It really doesn't matter here, in specific, if he is misrepresented. He came up with the "invisible hand" concept and he didn't consider its shadow/consequences. He shouldn't be personally faulted for it, he was just one man sharing his thinking a long time ago. Living people are to blame for not correcting for these shortcomings enough. I learned that it would have been best to have just said laissez-faire capitalism instead of invoking his name.
> He came up with the "invisible hand" concept and he didn't consider its shadow/consequences
Smith wrote about the political economy. He absolutely considered the balance between public and market interests. Most people talking about The Wealth of Nations have never read it.

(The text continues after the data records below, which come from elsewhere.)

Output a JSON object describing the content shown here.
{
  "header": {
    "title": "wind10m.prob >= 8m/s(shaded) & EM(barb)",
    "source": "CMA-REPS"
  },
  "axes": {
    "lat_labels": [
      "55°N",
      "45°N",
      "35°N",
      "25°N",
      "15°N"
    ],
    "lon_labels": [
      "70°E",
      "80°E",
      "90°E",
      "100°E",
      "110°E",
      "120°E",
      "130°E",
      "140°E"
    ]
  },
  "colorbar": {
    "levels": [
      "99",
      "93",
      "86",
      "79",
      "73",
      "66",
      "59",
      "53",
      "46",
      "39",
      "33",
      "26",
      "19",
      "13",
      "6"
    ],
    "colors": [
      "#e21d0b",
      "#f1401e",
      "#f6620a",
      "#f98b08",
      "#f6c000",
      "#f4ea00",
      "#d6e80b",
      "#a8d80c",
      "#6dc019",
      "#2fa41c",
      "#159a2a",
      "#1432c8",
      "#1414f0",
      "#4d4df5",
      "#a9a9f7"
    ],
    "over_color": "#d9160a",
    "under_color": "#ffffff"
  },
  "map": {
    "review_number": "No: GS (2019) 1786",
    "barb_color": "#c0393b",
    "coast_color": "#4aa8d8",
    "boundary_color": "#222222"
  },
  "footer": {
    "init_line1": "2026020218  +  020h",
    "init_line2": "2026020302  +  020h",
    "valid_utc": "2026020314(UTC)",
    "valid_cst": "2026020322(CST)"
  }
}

You’ll not find “the invisible hand” in wealth of nations as a major concept. It was a throw away phrase that wasn’t a central part of his writing.
So many Smith apologists. I don't believe he should be demonized, and perhaps I am guilty of this by mentioning his name and 'satanic' in the same sentence, but he decidedly should not be lionized either. So many are drunk with history and shirk the work to evolve and transcend it. It doesn't matter if Adam Smith had morality and consideration, those are not ideals his writing ultimately bred, what matters are the free market ideals he clearly encouraged long ago, are now wildly out of control.
He described a natural process, he didn't invent it.
The invisible hand in markets is a natural property with an effect that's dependent on the environment the market operates within. He may be the first person to describe the process in writing (that we know of), but human beings have been experiencing the effects of this since we first attempted to trade with one another.
It doesn't matter whether you've misrepresented him? It doesn't matter whether the ideas you cite to him are ones that he actually held?
Are there any cases where truth matters to you? I hope that this is just a rare exception, but I struggle to see how it's a principled one in any way.
Anyhow, I guess I can't stop you. "Do what thou wilt", indeed.